In this part, we will first introduce the definition of reliability, classical probabilistic reliability metric and current reliability metrics considering the epistemic uncertainty, and gives the requirements for reliability metric. Then we will introduce the mathematic bases of belief reliability theory, including uncertainty theory and chance theory. At last we will introduce the belief reliability metric and indexes.

Part 2: Belief Reliability Modeling and Analysis for Components and Systems

In this part, we will first introduce the belief reliability modeling and analysis for components, and give the corresponding illustrative examples. Then we will introduce the belief reliability modeling and analysis for systems based on the reliability block diagram and the fault tree respectively.

Part 3: Application of Belief Reliability Theory in Accelerated Degradation Testing

In accelerated degradation testing, there exist limited data in unit dimension, time dimension and stress dimension, which will cause epistemic uncertainties correspondingly. The existing accelerated degradation models can either quantify the epistemic uncertainties or just quantify epistemic uncertainties by subjective methods. So we introduce uncertainty theory into the field of accelerated degradation modeling.
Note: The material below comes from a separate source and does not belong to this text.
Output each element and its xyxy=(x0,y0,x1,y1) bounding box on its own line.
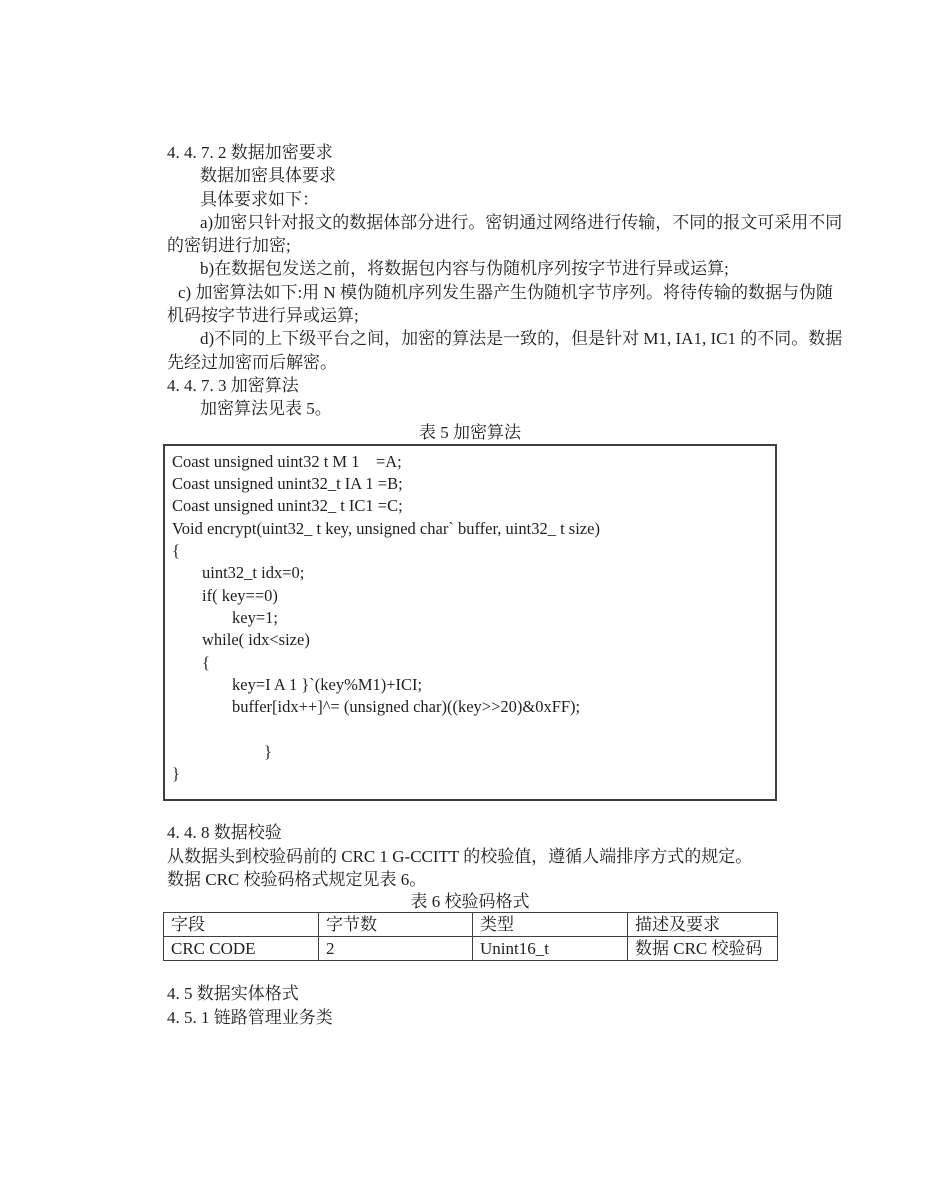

In this part, we will introduce how to quantify the epistemic uncertainty caused by limited data in time dimension based on uncertainty theory, and build up a new accelerated degradation model, derive its reliability and lifetime functions, and present the corresponding statistical method based on belief reliability theory.

Speaker


Rui Kang avatar
Rui Kang China

Beihang University, China


Rui Kang is a Changjiang Scholars of Chinese Ministry of Education and Distinguished Professor in the School of Reliability and Systems Engineering of Beihang University, Beijing, China. He received his Bachelor's and Master's degree in Electrical Engineering in 1987 and 1990 from Beihang University, respectively. His main research interests include reliability and resilience for critical infrastructures, system prognosis and health management (PHM) and Belief Reliability Theory. Now, he is the director of the Center for Resilience and Safety of Critical Infrastructure (CRESCI) and Sino-French Risk Science and Engineering Lab. He is also an Associate Editor (AE) of the IEEE Transaction on Reliability (ITR) and Journal of Risk and Reliability (JRR). He has developed six courses and published eight books and more than 200 research papers. He received several awards from the Chinese government for his outstanding scientific contributions.


Xiaoyang Li avatar
Xiaoyang Li China

Beihang University, China


Xiaoyang Li is an associate professor at the School of Reliability and Systems Engineering, Beihang University. And also, she is the executive director of Center for resilience and safety of critical infrastructure. She received her PhD degree in Aerospace Systems Engineering from Beihang University in 2007 and visited the IMS center of University of Cincinnati from 2010- 2011. Her research interests include reliability of cloud data center, reliability testing and modeling, and resilience modeling and evaluation. She is the PIs of about 15 funding and projects, including National Science foundation of China, the sub-project of National Program on Key Basic Research, etc. Now, she published about 30 SCI indexed academic papers focused on reliability testing and owned more than 20 authorized patents.